If you have experienced using e-mail, you have already experienced using the cloud. Basically, what you are loading on your machine, as an e-mail user, is simply – an application. You log in into a Web Service, and all the programs necessary to actually run the application, are located on a remote machine owned by another company. The real storage and the software does not exist on your computer, but exist instead – on the cloud.

The cloud computing system is now widely used in e-commerce businesses, and basically all businesses, and is changing how the entire industry grows.

Why Cloud?

It is estimated that there is over 1 Exabyte of data stored in the cloud at the moment, or 1,073,741,824 gigabytes of data. The Gartner prediction is that at the year-end 2016, more than 50% of Global 1000 companies will have stored customer-sensitive data in the public cloud.

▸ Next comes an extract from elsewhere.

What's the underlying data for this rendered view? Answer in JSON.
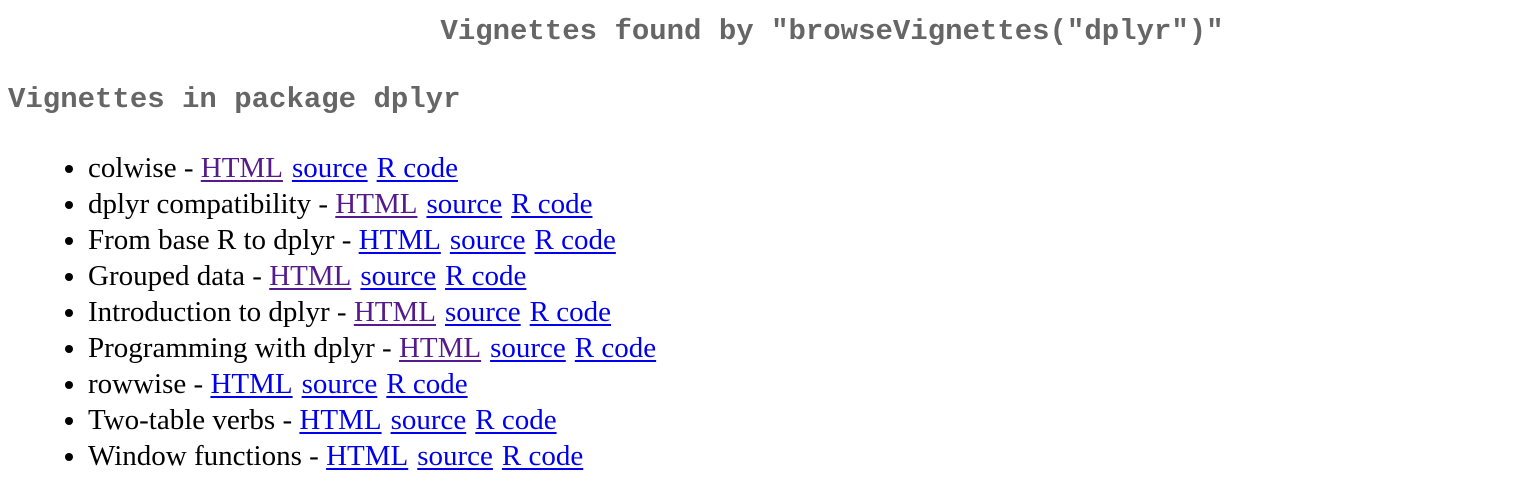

By adopting the cloud, companies are relying on an automated decision making system to reduce the number of the staff they need to perform complex calculations, analysis, and to actually maintain the system.

Cloud users:

  • can access their data from anywhere, at any time (like e-mail), only with the usage of an internet connection
  • are relieving themselves from the stress of buying software licenses for each tool they need to install
  • hardware cost is brought down (data is stored and copied on the cloud)
  • need computers with less processing power (without losing on the performance)
  • save money on IT support, and on server and data storage space that usually requires high maintenance
  • can solve more complex problems easily and speedily, by using a grid of computers available on the cloud, instead of a single computer
  • can grow their business as much as they like, without experiencing failures in the system due to the large number of customers

Cloud services are usually paid for, as and when they are being used. Like a taxi fare. And the meter stops running as soon as you are not using the cloud any more. Whereas with regular hosting, you are paying for the server maintenance and the staff all of the time, and you are not sure that the service will always be optimal to your end users.

What Is It Made Of?

We could say that the cloud is made of layers, usually know as a front end layer, and the back end layer. The network layer is then used to connect end users’ devices.

On the front end of a cloud computing system there is:

  • a client
  • an application
  • user interface
  • basically, what the user “sees and interacts with”

On the back end of the system, there are:

  • computers that run the applications
  • servers (with a central server(s))
  • data storage systems
  • basically, what we call “the cloud”

Each application will have its own server, and a central server that monitors traffic on all other servers, and communicates through protocols. The software that is used in a cloud computing system, that allows computers to communicate, is known as middleware. As for the data storage, a cloud computing system must copy all data and store it at, at least, one other device. Thus, it requires twice the number of storage devices for the company that provides the service, or more. This is known as redundancy.

The resources, or the electronic equipment needed to handle the data, are stored and housed in data centers, also known as server farms. Actually, so much digital information depends on it.

Types of Cloud Computing

Cloud computing services will usually cover one of three things; they will either utilize the virtual servers to create a virtual IT, remotely hosted software, or a network storage, with an archive of the data. Those services are usually known as:

  • Infrastructure as a Service (IaaS)
  • Platform as a Service (PaaS)
  • Software as a Service (SaaS)
  • Storage as a Service (STaaS)
  • API as a Service (APIaaS)
  • …and more

cloud_comp_types1

Cloud Computing Types (Source: Wikipedia)

With all these types of cloud computing, it becomes even unnecessary to own your own infrastructure, or even own your own software. You can get what you need from the cloud, when you need it.

Remaining Questions

The only argument against cloud computing remains the one about privacy and security. However, the growth of mobile industry, the impatience of an average internet user, the millisecond of a page load time that makes all the difference in the e-commerce race, makes it impossible for company owners to ignore the benefits brought to their business by using the cloud.

Another discussion revolves around cloud computing as being a greener option, or not. Generally, it reduces the power consumption by decreasing the number of hardware components within individual businesses, and by not using the natural resources such as paper, it reduces the carbon footprint significantly. However, large data centers also use up enormous amounts of energy, in US alone, for example, the consumption equals to more than sixty billion kWh of electricity.